From the results can be seen from the Tempa read 1 pages, from TEMPB read 700 pages, a total of 701 logical read, that is, the outer loop of the table, do a full table read, how many pages there are many logical read; The Inner loop table, which corresponds to every 1 records of the outer loop table, reads the full table once, that is, 7 times 100,700 logical reads.

If according to this law, change the position of the inside and outside circulating table, get the logical reading should be TEMPB of a full table read, 100 logical reads plus 700 rows multiplied by tempa full table read (1 pages), is 700 logical reads, total is 800 logical reads.

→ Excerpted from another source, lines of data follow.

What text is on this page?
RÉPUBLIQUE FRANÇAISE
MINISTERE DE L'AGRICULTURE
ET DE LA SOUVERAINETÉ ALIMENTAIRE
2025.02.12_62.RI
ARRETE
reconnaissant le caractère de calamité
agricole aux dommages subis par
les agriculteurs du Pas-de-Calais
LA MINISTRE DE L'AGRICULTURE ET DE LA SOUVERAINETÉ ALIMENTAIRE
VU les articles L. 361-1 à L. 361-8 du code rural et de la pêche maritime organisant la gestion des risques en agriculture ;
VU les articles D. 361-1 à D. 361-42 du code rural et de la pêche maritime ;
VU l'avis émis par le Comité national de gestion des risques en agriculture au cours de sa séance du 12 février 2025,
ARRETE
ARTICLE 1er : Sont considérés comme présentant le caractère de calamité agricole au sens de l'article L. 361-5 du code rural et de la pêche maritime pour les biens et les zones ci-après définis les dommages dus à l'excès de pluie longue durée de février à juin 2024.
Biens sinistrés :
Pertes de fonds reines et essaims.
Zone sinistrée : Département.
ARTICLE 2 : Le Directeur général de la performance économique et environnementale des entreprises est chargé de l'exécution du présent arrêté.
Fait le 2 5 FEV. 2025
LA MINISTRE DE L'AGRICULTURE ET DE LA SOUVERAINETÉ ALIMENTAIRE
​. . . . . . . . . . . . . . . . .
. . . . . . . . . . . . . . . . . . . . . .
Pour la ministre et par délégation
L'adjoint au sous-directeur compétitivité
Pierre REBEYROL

--Swap the order of joins and look at the execution cost:
SELECT *from TEMPB b INNER LOOP JOIN Tempa A
ona.string = b.string OPTION (Force ORDER)
/*
Table ' Tempa '. Scan count 1, logical reads 700
Table ' TEMPB '. Scan count 1, logical reads 100
*/

Sure enough, as expected.

So in this hypothetical case, if the outer loop table is smaller, the join cost is lower.

The table structure of the experiment is very special, if the general situation to deduce, you can make such assumptions:

Suppose that table x has a page, with an average of B rows per page, and a C page on the table Y, with an average of D rows per page.
The cost of the nested loop join is a + (A*B*C), and table y is an outer loop, and table x is an inner loop, then the costs of the nested loop join are c+ (c*d*a)
, which is the outer loop of table X.

SQL Server nested loop join efficiency test

Related Article

Contact Us

The content source of this page is from Internet, which doesn't represent Alibaba Cloud's opinion; products and services mentioned on that page don't have any relationship with Alibaba Cloud. If the content of the page makes you feel confusing, please write us an email, we will handle the problem within 5 days after receiving your email.

If you find any instances of plagiarism from the community, please send an email to: info-contact@alibabacloud.com and provide relevant evidence. A staff member will contact you within 5 working days.

A Free Trial That Lets You Build Big!

Start building with 50+ products and up to 12 months usage for Elastic Compute Service

  • Sales Support

    1 on 1 presale consultation

  • After-Sales Support

    24/7 Technical Support 6 Free Tickets per Quarter Faster Response

  • Alibaba Cloud offers highly flexible support services tailored to meet your exact needs.